Ok, I’m exaggerating but it genuinely is dramatic.
Each night, independentist Catalans take to their balconies and protest against the Spanish government by banging pots and pans. Pro-independence Catalans object to the Spanish government’s choice to ignore Catalonia’s right to a political voice, most recently through trying to ban a referendum. The cacophony of sound, created by the pots and pans, serves to symbolise Catalans’ right to be heard. It spreads a soundwave of solidarity so loud, it’s a wonder they can’t hear it in Madrid.
The protest is performed at 10pm on the dot. Nightly, you will spot Catalans brandishing saucepans and spoons (and confused tourists cowering below), as the bombardment begins. It feels as regular as clockwork.
In fact, on Tuesday 3rd, I was shocked to hear the sauce-panning begin one hour early – at the same time as the Spanish king’s speech. Coincidental? No; King Felipe is widely criticised in Catalonia, and the time-change was a deliberate attack.
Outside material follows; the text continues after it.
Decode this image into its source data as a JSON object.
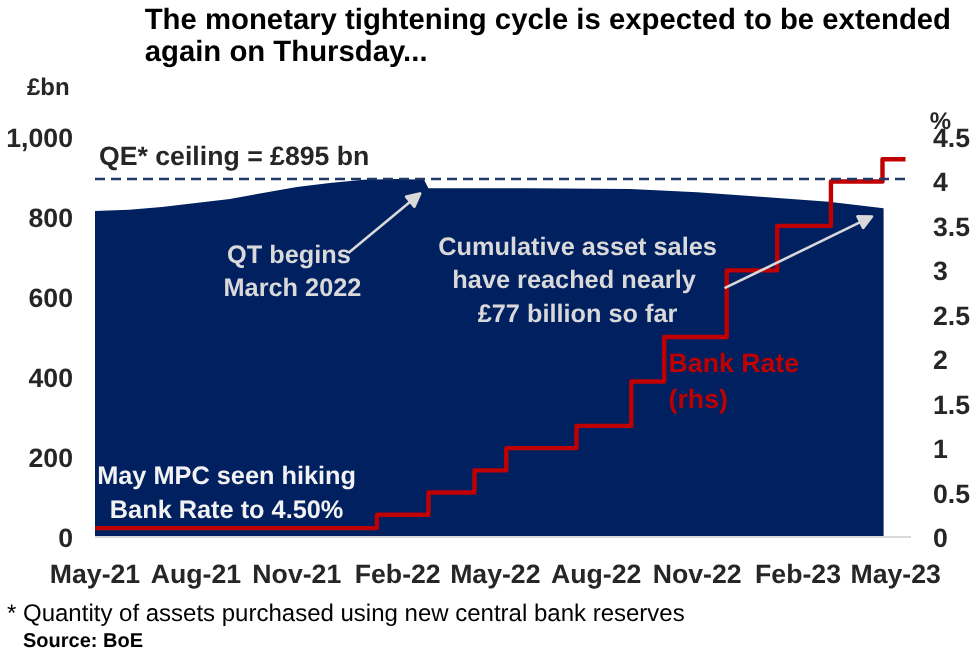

In fact, following the King’s broadcast, one protestor took to Twitter: saying ‘After listening to that, the only decent thing to do is to find a pot and bang it to hell’.
I thought the kitchenware protest, known as a cacerolada or cassolada, was a Catalan tradition but actually it originated in Chile. It began in the streets of Santiago and then latterly in the houses, where protestors were less at risk of physical attack. Since then, caceroladas have spread, being used to protest in Argentina, Canada and Turkey.
Wandering through the streets during the cacerolada, it originally felt like the whole world, or the whole of Catalonia, had gone to pot – literally. But I should have known better than to underestimate the Catalans. The protest is peaceful, simple and effective. The Catalans have used their pans to whip up a storm, one which will be felt far beyond the streets of Catalonia.